Жажда человечности - Марджори Ролингс
Шрифт:
Интервал:
Закладка:
— Казалось, это был конец, итог всей его жизни. Бен провалился в пропасть, за край которой он ради мальчика так долго цеплялся. И пока он валился все глубже и глубже, он успел подумать, что ему повезет, если он на этот раз выберется оттуда вообще. Он падал слишком глубоко. Да и мальчику повезет, если он вернется назад. Но, теряя почву под ногами, теряя самого себя, Бен уже успел подумать, что хамсин крепчает и надвигается мгла, а сажать самолет уже придется не ему… Теряя сознание, он повернул голову к дверце.
— Оставшись один на высоте в три тысячи футов, Дэви решил, что уже никогда больше не сможет плакать. У него на всю жизнь высохли слезы.
— Только однажды за свои десять лет он похвастался, что отец его летчик. Но он помнил все, что отец рассказывал ему об этом самолете, и догадывался о многом, чего отец не говорил.
Здесь, на высоте, было тихо и светло. Море казалось совсем зеленым, а пустыня — грязной; ветер поднял над ней пелену пыли. Впереди горизонт уже не был таким прозрачным; пыль поднималась все выше, но он все еще не терял из виду море.

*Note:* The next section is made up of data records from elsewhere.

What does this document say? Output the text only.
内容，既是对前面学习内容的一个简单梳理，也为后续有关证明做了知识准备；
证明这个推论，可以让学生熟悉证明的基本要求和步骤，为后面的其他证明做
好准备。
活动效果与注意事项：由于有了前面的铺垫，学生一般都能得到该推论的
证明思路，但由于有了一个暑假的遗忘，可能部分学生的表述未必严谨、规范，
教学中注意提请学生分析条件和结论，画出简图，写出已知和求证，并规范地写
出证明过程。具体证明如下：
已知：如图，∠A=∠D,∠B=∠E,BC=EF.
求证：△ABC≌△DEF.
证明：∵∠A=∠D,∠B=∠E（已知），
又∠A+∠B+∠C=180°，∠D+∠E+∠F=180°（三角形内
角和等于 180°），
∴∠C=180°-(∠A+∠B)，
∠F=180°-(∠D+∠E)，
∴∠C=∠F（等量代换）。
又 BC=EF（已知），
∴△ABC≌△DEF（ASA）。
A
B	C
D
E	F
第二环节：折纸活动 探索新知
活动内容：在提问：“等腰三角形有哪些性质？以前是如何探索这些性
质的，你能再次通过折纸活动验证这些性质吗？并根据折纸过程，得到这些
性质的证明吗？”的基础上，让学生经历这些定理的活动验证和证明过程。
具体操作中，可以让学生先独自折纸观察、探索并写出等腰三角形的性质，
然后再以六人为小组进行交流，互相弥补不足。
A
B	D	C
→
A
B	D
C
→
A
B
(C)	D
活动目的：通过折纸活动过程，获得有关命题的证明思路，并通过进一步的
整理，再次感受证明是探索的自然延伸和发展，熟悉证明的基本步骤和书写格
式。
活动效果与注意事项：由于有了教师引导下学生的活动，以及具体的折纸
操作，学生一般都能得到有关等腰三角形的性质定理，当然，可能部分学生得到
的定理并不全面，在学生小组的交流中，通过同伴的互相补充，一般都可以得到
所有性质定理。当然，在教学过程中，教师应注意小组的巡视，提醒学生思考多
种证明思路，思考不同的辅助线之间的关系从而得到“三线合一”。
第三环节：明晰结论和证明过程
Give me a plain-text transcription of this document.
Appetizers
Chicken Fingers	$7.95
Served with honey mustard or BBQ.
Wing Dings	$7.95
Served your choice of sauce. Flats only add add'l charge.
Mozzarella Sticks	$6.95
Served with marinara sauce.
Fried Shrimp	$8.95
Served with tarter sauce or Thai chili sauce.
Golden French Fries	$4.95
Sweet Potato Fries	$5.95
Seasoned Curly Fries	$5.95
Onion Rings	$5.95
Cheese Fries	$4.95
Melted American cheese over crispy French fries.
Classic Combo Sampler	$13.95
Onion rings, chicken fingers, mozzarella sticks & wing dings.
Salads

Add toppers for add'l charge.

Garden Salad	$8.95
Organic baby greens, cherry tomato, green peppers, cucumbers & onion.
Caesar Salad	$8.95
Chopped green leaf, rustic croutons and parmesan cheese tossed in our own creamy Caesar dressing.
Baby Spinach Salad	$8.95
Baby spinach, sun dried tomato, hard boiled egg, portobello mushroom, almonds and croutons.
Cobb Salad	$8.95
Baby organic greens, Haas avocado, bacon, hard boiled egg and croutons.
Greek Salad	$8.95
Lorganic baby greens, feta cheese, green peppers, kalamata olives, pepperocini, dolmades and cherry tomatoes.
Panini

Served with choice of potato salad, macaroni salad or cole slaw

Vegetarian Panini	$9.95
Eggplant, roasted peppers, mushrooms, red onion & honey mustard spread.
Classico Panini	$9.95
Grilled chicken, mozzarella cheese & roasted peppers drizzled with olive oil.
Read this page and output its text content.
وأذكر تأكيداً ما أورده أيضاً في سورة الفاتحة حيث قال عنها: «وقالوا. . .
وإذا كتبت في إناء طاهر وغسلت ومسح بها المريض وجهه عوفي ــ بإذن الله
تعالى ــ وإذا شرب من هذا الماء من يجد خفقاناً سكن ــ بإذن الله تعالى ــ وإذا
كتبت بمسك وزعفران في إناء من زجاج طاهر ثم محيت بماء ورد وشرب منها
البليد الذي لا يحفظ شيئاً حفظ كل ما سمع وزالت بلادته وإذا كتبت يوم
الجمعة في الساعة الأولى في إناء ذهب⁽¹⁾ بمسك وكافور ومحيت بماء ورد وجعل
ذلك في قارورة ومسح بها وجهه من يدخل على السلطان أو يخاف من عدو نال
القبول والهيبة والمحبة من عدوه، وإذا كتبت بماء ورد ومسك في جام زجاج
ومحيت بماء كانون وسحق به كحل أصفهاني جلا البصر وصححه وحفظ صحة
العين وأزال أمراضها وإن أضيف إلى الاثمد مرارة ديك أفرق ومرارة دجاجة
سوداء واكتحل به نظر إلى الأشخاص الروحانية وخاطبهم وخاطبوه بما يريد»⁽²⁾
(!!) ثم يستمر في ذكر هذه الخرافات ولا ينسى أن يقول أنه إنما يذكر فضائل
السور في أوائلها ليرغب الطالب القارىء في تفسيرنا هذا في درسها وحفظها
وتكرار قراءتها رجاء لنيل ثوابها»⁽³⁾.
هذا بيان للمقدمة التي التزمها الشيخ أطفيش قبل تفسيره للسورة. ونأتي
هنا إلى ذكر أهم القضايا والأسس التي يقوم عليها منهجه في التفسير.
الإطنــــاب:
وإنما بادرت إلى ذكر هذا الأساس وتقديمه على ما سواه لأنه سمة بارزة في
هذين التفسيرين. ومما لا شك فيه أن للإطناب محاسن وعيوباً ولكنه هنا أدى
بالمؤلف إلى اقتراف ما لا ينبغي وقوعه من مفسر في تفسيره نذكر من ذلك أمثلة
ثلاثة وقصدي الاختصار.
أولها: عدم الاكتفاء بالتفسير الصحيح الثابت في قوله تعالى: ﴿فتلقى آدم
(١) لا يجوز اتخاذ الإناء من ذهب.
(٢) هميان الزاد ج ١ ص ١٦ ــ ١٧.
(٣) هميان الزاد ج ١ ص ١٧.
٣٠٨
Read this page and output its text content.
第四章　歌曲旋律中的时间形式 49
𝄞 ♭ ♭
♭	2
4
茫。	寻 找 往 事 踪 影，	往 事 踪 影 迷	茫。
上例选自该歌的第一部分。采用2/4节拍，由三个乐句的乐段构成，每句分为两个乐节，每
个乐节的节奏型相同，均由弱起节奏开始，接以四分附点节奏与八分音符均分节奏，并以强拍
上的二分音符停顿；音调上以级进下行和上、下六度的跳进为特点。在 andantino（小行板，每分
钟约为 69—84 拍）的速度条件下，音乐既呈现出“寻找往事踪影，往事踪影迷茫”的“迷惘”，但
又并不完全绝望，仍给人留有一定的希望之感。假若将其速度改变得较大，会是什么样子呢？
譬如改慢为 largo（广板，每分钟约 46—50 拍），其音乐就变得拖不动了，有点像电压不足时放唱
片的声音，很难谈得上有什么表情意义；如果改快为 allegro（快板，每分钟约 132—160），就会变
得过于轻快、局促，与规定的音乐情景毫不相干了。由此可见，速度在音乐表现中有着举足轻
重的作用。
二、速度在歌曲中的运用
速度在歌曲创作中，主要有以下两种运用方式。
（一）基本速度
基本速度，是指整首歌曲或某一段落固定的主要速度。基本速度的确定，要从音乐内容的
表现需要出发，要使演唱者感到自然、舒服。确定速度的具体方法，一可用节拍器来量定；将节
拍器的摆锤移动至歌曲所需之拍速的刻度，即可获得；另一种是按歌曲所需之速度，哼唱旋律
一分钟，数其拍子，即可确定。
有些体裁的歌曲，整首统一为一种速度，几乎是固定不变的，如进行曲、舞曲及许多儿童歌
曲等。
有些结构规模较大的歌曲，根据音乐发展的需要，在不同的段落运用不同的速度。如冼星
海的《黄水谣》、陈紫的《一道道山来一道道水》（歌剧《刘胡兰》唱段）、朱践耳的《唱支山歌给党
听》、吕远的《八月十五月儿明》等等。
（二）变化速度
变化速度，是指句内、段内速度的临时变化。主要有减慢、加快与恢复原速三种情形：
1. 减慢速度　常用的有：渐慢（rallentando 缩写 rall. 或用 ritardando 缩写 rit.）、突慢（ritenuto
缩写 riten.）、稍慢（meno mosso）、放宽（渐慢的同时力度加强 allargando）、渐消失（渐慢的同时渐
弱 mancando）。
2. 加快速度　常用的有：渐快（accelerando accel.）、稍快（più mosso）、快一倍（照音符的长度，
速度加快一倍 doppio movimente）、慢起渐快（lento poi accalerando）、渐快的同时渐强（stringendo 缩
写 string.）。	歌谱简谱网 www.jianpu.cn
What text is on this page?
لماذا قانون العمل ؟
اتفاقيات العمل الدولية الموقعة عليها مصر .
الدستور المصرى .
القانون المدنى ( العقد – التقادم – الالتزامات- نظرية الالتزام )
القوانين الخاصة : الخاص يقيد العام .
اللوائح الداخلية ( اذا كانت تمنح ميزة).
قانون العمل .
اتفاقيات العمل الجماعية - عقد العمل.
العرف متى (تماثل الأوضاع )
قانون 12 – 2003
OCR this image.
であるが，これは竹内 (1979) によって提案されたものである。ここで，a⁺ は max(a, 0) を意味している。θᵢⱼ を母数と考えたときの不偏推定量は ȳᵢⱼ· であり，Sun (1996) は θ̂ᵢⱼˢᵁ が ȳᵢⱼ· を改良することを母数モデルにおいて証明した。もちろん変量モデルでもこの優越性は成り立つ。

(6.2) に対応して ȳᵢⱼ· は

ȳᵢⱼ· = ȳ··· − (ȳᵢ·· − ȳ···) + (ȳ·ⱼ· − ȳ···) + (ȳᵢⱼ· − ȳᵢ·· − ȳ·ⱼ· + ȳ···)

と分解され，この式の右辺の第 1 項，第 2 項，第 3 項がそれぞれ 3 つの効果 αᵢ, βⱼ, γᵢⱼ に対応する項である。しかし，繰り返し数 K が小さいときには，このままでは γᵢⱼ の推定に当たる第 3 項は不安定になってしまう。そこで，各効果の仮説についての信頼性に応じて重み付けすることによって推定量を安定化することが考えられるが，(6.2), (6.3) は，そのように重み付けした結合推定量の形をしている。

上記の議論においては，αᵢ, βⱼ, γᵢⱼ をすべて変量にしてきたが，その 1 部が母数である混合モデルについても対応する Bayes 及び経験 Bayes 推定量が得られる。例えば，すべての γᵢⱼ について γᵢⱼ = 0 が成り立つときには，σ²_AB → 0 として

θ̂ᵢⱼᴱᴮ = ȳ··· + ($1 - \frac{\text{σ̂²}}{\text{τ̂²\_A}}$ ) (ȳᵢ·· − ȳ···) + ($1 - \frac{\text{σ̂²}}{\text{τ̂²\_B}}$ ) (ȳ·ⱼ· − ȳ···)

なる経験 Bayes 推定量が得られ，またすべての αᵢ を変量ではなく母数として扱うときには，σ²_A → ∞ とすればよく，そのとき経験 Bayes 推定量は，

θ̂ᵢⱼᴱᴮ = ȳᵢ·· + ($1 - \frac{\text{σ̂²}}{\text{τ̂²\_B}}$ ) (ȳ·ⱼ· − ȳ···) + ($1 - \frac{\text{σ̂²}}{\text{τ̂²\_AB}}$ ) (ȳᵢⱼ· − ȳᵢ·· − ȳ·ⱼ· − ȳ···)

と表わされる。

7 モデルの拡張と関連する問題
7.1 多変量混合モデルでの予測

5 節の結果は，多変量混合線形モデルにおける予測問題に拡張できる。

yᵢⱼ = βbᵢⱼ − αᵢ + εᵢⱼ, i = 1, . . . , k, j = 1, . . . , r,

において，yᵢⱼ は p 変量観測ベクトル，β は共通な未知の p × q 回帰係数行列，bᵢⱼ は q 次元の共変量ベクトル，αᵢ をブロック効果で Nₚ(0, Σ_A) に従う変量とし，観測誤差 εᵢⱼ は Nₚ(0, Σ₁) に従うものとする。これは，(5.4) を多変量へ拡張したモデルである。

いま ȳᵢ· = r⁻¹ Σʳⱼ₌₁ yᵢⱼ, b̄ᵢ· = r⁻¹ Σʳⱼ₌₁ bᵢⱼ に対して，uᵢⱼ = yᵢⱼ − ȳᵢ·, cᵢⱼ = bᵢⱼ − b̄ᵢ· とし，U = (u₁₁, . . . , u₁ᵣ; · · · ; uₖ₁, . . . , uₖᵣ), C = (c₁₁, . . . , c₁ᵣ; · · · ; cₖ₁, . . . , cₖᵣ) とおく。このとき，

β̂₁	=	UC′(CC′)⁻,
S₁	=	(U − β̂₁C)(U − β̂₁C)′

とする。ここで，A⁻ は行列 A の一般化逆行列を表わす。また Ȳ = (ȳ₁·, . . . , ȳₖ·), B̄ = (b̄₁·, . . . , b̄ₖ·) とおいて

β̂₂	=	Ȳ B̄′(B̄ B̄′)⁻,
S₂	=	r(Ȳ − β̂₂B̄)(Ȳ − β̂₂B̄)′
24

В картах Дэви разбирался. Это было несложно. Он знал, где лежит их карта, вытащил ее из сумки на дверце и задумался о том, что он будет делать, когда подлетит к Суэцу. Но, в общем, он знал даже и это. От Суэца вела дорога в Каир, она шла на запад через пустыню. Лететь на запад будет легче. Дорогу нетрудно разглядеть, а Суэц он узнает потому, что там кончается море и начинается канал. Там надо повернуть влево.
Он боялся отца. Правда, не сейчас. Сейчас он просто не мог на него смотреть: тот спал с открытым ртом, полуголый, весь залитый кровью. Он не хотел, чтобы отец умер; он не хотел, чтобы умерла мать, но ничего не поделаешь: это бывает. Люди всегда умирают.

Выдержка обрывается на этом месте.